The Harvard EdCast Cybersecurity: The Greatest Threat Schools Aren’t Ready For
In today’s digital landscape, schools face growing cybersecurity threats that can disrupt learning, compromise sensitive data, and leave administrators scrambling to recover. With cybercriminals becoming more sophisticated, understanding these risks and being prepared is more critical than ever, says Lisa Plaggemier, the executive director of the National Cybersecurity Alliance.
“The vast majority of bad things that happen at institutions like schools and municipalities-- again, under-resourced organizations or organizations that have some technical debt. They haven't kept up with the latest and the greatest when it comes to technology. It's really, really, really basic things that get exploited by people that are up to no good,” she says.
The Center for Internet Security recently released a report revealing that 82 percent of schools suffered from a cyber incident over an 18-month period. From ransomware attacks to AI-powered phishing scams, cybercriminals are finding new ways to exploit vulnerabilities—especially in under-resourced institutions like schools and municipalities. Plaggemier shares practical steps schools can take to protect themselves, from implementing multi-factor authentication to training staff on phishing awareness. She says the biggest mistake is not being prepared for a cyberthreats.

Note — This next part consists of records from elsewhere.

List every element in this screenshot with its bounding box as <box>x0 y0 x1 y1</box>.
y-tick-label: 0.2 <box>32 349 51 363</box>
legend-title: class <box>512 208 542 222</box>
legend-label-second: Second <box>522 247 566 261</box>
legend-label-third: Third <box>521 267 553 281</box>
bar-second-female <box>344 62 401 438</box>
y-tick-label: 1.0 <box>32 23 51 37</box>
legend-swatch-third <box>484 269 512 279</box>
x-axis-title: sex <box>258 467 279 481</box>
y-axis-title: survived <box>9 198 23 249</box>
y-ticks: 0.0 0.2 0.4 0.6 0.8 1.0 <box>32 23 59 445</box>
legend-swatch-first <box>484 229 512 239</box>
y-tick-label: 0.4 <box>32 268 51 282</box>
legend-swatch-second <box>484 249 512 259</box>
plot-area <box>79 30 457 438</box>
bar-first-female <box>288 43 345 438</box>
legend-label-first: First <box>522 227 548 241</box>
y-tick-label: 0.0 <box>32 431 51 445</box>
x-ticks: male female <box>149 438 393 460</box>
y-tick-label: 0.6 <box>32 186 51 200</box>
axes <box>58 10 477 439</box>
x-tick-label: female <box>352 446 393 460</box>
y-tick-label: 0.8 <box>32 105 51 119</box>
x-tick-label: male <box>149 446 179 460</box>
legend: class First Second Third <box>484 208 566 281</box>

“[This] is not something that's fun to go through, to have to answer to the press, to have to handle the crisis communications, the questions you get from parents. It then becomes such a drain on all those other things… that are a higher priority, that you realize that you've risked all those good and noble things because of a lack of preparedness,” Plaggemier says. “It's not if, it's when. So, it's all about being prepared. It's about resilience. It's about business continuity, being able to still teach school if everything's offline, and then being able to recover from the attack and go back to business as usual.”
In this episode, we discuss why educational institutions are frequent targets, the role of human error in cyberattacks, and the importance of proactive security measures.